The HRA simply requires our courts to ‘take into account’ the decisions of the Strasbourg court. It does not require them to apply or follow those decisions. As the former Labour Lord Chancellor, Lord Irvine, has argued, the language is clear and unambiguous. Judges are not bound to follow the Strasbourg court: they must decide the case for themselves.
Parliamentary and legislative history bear this out. When introducing the human rights bill in parliament, Lord Irvine was clear that it would “allow British judges for the first time to make their own distinctive contribution to the development of human rights in Europe”. As the late Lord Bingham rightly pointed out, it is a contribution which, before the HRA, British judges were not permitted to make. So when Chris Grayling argues that he wants to make our courts ‘supreme’ again, this is both misleading and mischievous. As the president of the Supreme Court has only recently said, our Supreme Court is already supreme in that it is free to decide cases its own way. But under our system of parliamentary democracy, carefully maintained by the HRA, only parliament is supreme on domestic issues – a constitutional predominance that the Tory party is least likely to try to dilute.

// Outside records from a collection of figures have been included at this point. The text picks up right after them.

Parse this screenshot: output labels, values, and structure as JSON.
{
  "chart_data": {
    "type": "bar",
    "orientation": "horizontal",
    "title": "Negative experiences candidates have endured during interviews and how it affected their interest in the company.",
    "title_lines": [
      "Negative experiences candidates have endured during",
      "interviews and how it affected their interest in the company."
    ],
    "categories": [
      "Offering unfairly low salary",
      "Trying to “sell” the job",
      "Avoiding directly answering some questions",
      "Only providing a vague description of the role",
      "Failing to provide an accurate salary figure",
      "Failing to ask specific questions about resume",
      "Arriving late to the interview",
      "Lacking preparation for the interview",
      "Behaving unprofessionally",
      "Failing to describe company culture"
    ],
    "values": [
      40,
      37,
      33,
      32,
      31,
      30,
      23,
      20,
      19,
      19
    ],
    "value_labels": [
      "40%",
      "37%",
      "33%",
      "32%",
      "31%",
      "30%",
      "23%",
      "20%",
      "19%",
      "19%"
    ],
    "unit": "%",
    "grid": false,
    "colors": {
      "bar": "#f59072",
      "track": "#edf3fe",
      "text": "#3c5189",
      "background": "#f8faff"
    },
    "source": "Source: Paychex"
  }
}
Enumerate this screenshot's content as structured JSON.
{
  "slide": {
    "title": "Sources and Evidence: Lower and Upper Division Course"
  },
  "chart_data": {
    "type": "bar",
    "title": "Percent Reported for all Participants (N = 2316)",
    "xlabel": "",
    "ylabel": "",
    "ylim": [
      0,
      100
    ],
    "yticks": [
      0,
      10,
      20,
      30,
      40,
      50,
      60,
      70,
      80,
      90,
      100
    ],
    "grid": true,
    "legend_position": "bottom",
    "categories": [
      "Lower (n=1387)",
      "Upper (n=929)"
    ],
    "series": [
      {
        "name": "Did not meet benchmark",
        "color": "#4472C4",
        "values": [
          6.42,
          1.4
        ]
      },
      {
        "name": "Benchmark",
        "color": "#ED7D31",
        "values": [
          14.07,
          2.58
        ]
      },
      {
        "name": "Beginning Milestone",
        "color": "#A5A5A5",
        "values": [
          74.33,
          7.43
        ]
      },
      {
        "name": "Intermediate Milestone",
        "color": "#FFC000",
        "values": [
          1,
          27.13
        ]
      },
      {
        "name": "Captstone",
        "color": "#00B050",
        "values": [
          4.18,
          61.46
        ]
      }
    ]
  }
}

Anyway, the argument should not become fixated on what happens in court. Although practice is uneven, an inquiry by the Equality and Human Rights Commission demonstrated that the HRA has quietly but effectively influenced the everyday practice and procedure of a range of public authorities, from the police to social workers, care homes to mental health hospitals. These are developments to be proud of and which UKIP and the Tories would openly like to overturn.
The case for the HRA is a strong one. It is a moral case based not only on learning from the history of some of the worst violations of human rights before and during the second world war, but also on the here and now. If a new settlement based on social inclusion and greater equality is to be reached, the HRA should not be viewed suspiciously as a burden, but promoted as an instrument of social cohesion and public purpose.